Here's a real writer worth your time. http://ameliagray.com/
Fantastic stuff. Will say more later.
― Peter Chung, Tuesday, 23 April 2019 17:17 (two years ago) link
Peter, I admit I don't really vibe with most of your opinions, but I'm still curious to hear them.
― Nhex, Wednesday, 24 April 2019 02:40 (two years ago) link
As always, thanks for writing here, Peter.
I'll be sure to check out Amelia Gray. I'm starting an MFA program in fiction writing this fall, and am reading everything I can get my hands on (there's not enough time in the world).
― Matt Rebholz, Friday, 26 April 2019 04:24 (two years ago) link
Within seconds of the opening shots of 'It' I tapped into a deep emotional engagement with the theme of child abduction. By the time Pennywise was revealed I went into a fit of almost hysterical crying. I viscerally felt that the clown was himself an abducted child. Made so very strange by the abuse and isolation. I don't think that the filmmakers intended this, but for me the actor playing Pennywise had a transcendent quality that triggered this connection for me.
― Sam G, Sunday, 28 April 2019 11:45 (two years ago) link
After Avengers Endgame and Infinity War, I will give Joss Whedon major credit for figuring out what to do with that ridiculous cast of characters. Namely how to give each one his / her own special voice and inner life.

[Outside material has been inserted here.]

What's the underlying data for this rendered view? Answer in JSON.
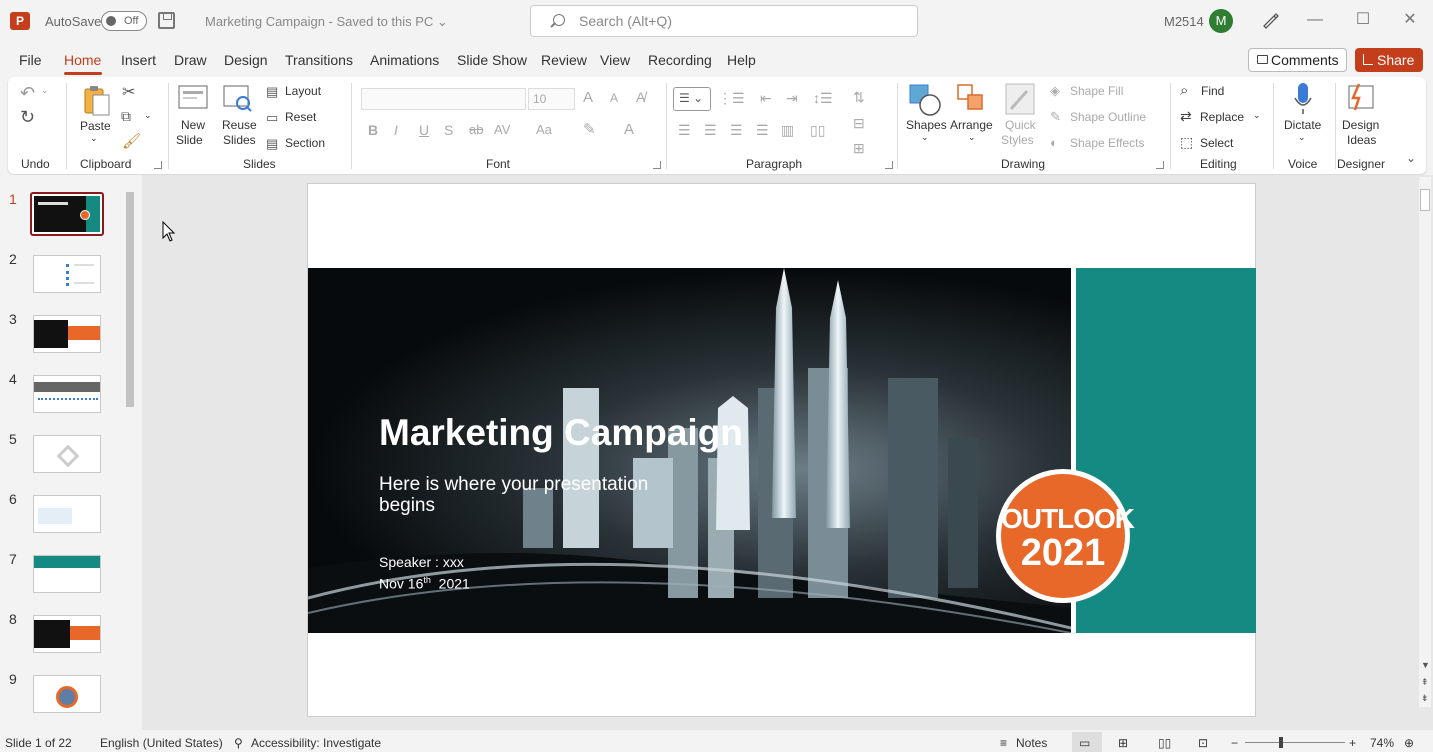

― Peter Chung, Monday, 29 April 2019 11:40 (two years ago) link
Do you mean that you liked the recent two because Whedon set the characters up well, or that you liked the earlier ones and disliked these two (since Whedon was off)?
I liked Endgame a lot, was very much a snob against superhero movies until last year. I saw a few of the ones I'd missed in IMAX when they replayed them and said "eh ya know what...this experience is comparable to a Disney ride and that's fine".
― J.P. McDevitt, Thursday, 2 May 2019 17:14 (two years ago) link
The last two Avengers movies squandered everything in my view. The last one especially seems to have forgotten who those characters were and what made them distinct from each other. To make family the ultimate goal of everyone - yawn.
― Peter Chung, Friday, 3 May 2019 02:29 (two years ago) link
These last Avengers films surpass anything I could've hoped for as a child. The true impact that they will be having on kids right now.. I think its pretty interesting.
Human experience is a vast and mysterious thing, and we only have our own to go by. So I struggle with criticisms of how people engage with stories. I think its deeply interesting but so hard to really account for or know about - at least past a certain point.
I had a boss who's favorite film was Transformers 2. I thought that was kind of awesome.
― Sam G, Monday, 6 May 2019 14:52 (two years ago) link
You can only make educated guesses about other's experiences, but that doesn't mean it isn't worth trying. Isn't that what makes stories resonate with us in the first place?
I loved Colossal recently. Kaiju as a metaphor for abusive relationships. It spoke to me about the challenge of getting another person to empathize, and the ways that empathy can be used against us.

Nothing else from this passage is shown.